OLG Karlsruhe, Beschluss vom 9. November 2022 – Az. 5 WF 77/22

Übertragung von Kommanditbeteiligungen an minderjährige Familienmitglieder

Die frühzeitige Übertragung nennenswerten Vermögens auf noch minderjährige Angehörige ist elementarer Bestandteil der Vermögensstrukturierung von Unternehmerfamilien und ihrer Nachfolgeplanung. Um Streitigkeiten innerhalb der Familie zu vermeiden und das Vermögen langfristig zu erhalten, will dies stets gut geplant sein.

Oft sind unentgeltliche Übertragungen von steuerlichen Überlegungen getrieben. Regelmäßig soll die Belastung durch Erbschaft- und Schenkungsteuer reduziert werden, etwa durch das mehrfache Ausnutzen von Freibeträgen oder – wie in der hier kommentierten Entscheidung des OLG Karlsruhe – durch aktive Gestaltung der Vermögensstruktur im Unternehmen und Ausnutzen von steuerlichen Begünstigungen (§§ 13 a ff. ErbStG).

Bei Vermögensübertragungen an minderjährige Familienangehörige sind stets gesetzliche Vorgaben zum Minderjährigenschutz zu beachten. Zu prüfen ist dabei nicht nur, ob die Eltern das Kind überhaupt vertreten können, sondern auch, ob eine Genehmigung des Familiengerichts nötig ist. Dies ist in den in § 1643 BGB i. V. m. §§ 1850–1854 BGB aufgezählten Konstellationen der Fall: Nach den gesetzlichen Wertungen sind sie von solcher Tragweite für den Minderjährigen, dass eine gerichtliche Kontrolle angemessen ist. 

Die unbeschränkte Haftung vor Eintragung in das Handelsregister

Das OLG Karlsruhe hatte aktuell zu entscheiden, ob eine familiengerichtliche Genehmigung für die Schenkung von Kommanditanteilen und Beteiligungen an einer Familien-GbR von einer Großtante an ihre vier minderjährigen Großneffen und Großnichten hätte erteilt werden müssen. 

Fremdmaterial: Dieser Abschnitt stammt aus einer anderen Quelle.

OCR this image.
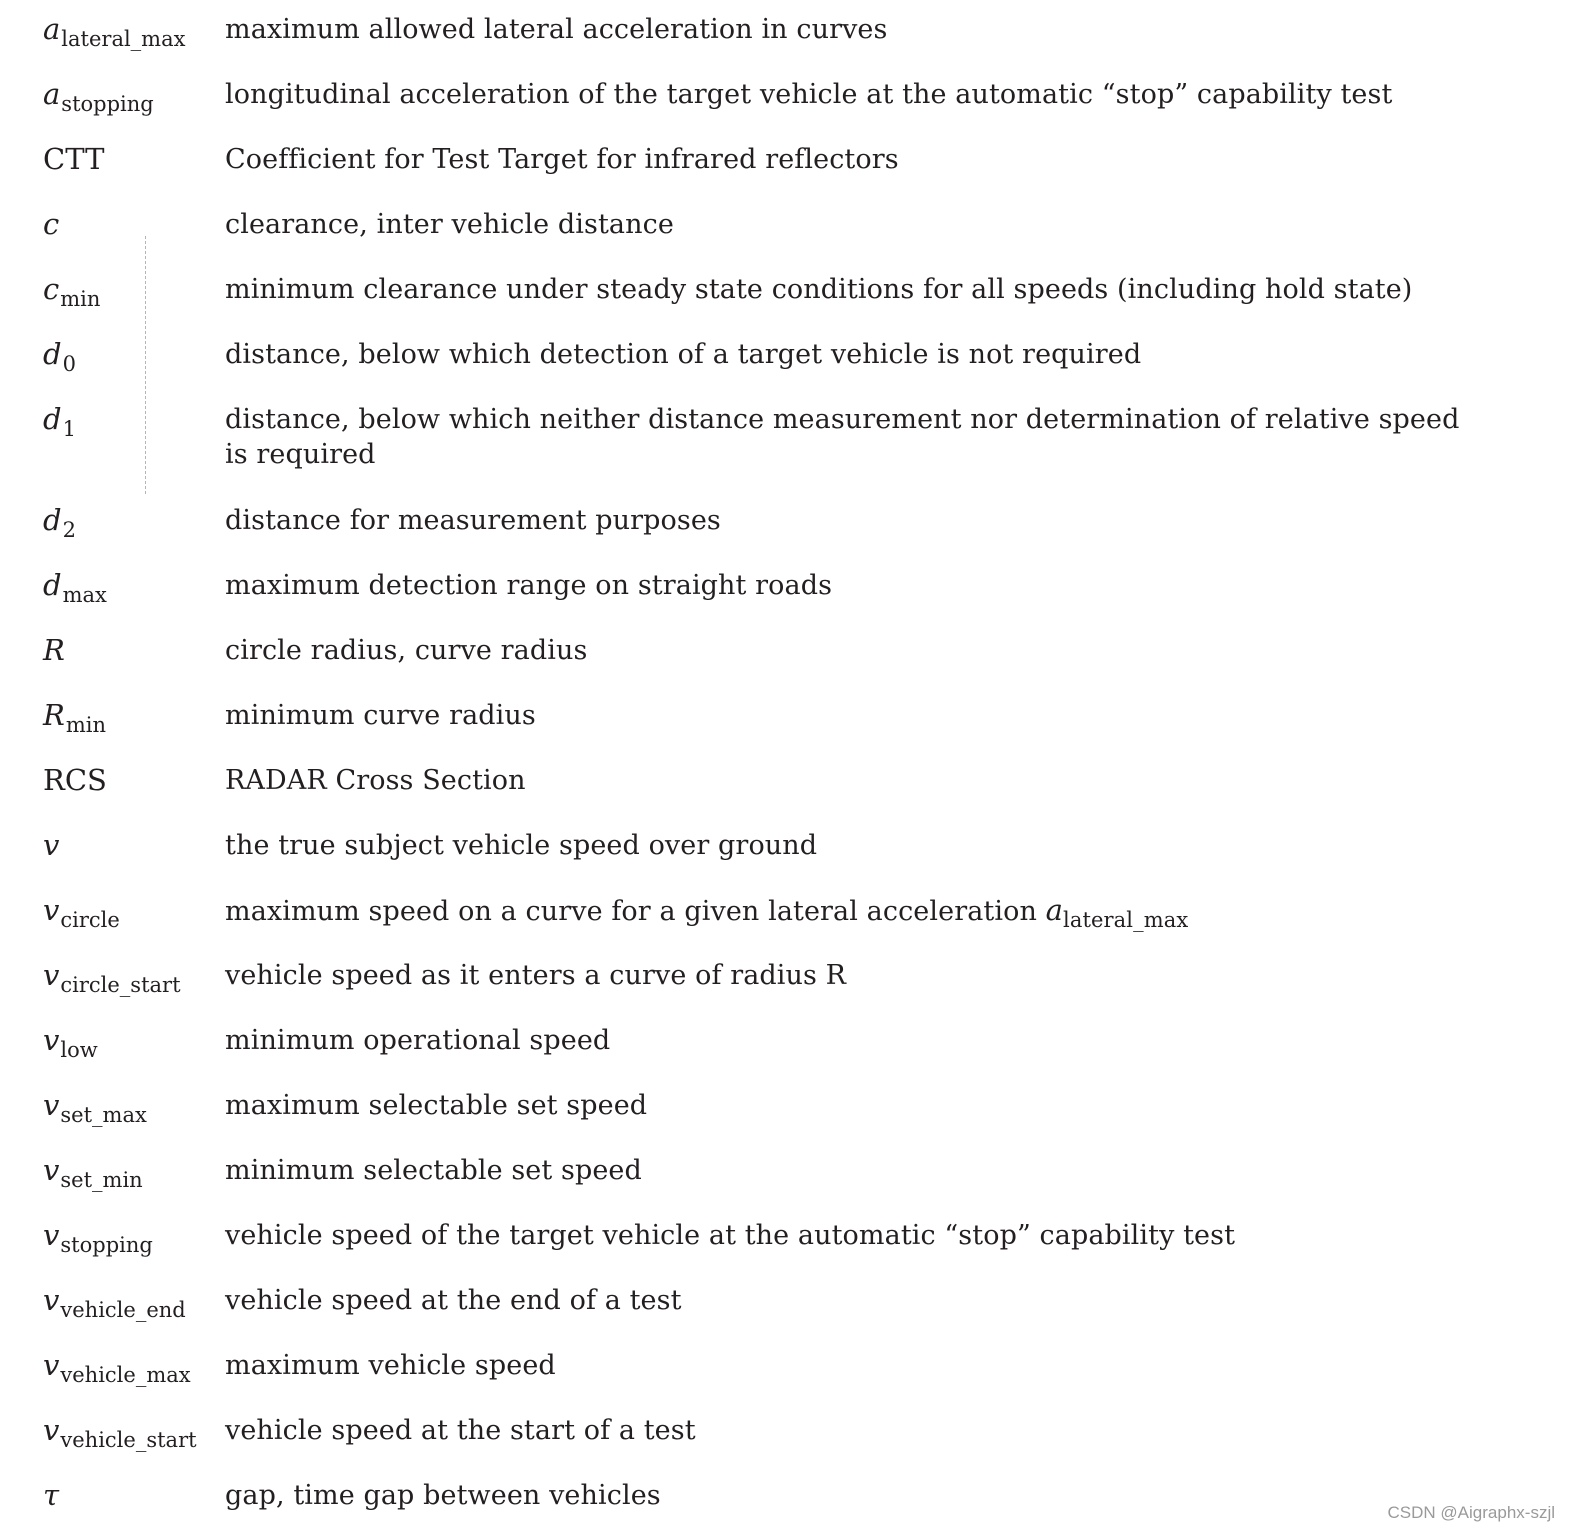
$a_{lateral\_max}$ maximum allowed lateral acceleration in curves
$a_{stopping}$	longitudinal acceleration of the target vehicle at the automatic “stop” capability test
CTT	Coefficient for Test Target for infrared reflectors
c	clearance, inter vehicle distance
$c_{min}$	minimum clearance under steady state conditions for all speeds (including hold state)
$d_0$	distance, below which detection of a target vehicle is not required
$d_1$	distance, below which neither distance measurement nor determination of relative speed is required
$d_2$	distance for measurement purposes
$d_{max}$	maximum detection range on straight roads
R	circle radius, curve radius
$R_{min}$	minimum curve radius
RCS	RADAR Cross Section
v	the true subject vehicle speed over ground
$v_{circle}$	maximum speed on a curve for a given lateral acceleration $a_{lateral\_max}$
$v_{circle\_start}$ vehicle speed as it enters a curve of radius R
$v_{low}$	minimum operational speed
$v_{set\_max}$	maximum selectable set speed
$v_{set\_min}$	minimum selectable set speed
$v_{stopping}$	vehicle speed of the target vehicle at the automatic “stop” capability test
$v_{vehicle\_end}$ vehicle speed at the end of a test
$v_{vehicle\_max}$ maximum vehicle speed
$v_{vehicle\_start}$ vehicle speed at the start of a test
τ	gap, time gap between vehicles
CSDN @Aigraphx-szjl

Weil erst mit der Eintragung im Handelsregister die Haftung des Gesellschafters auf die sog. „Kommanditeinlage“ beschränkt ist, wird üblicherweise vorgesehen, dass die Übertragung erst mit der Eintragung des neuen Kommanditisten im Handelsregister wirksam werden soll. So wird eine unbeschränkte persönliche Haftung des Kommanditisten im Zeitraum zwischen Erwerb des Kommanditanteils und Handelsregistereintragung vermieden.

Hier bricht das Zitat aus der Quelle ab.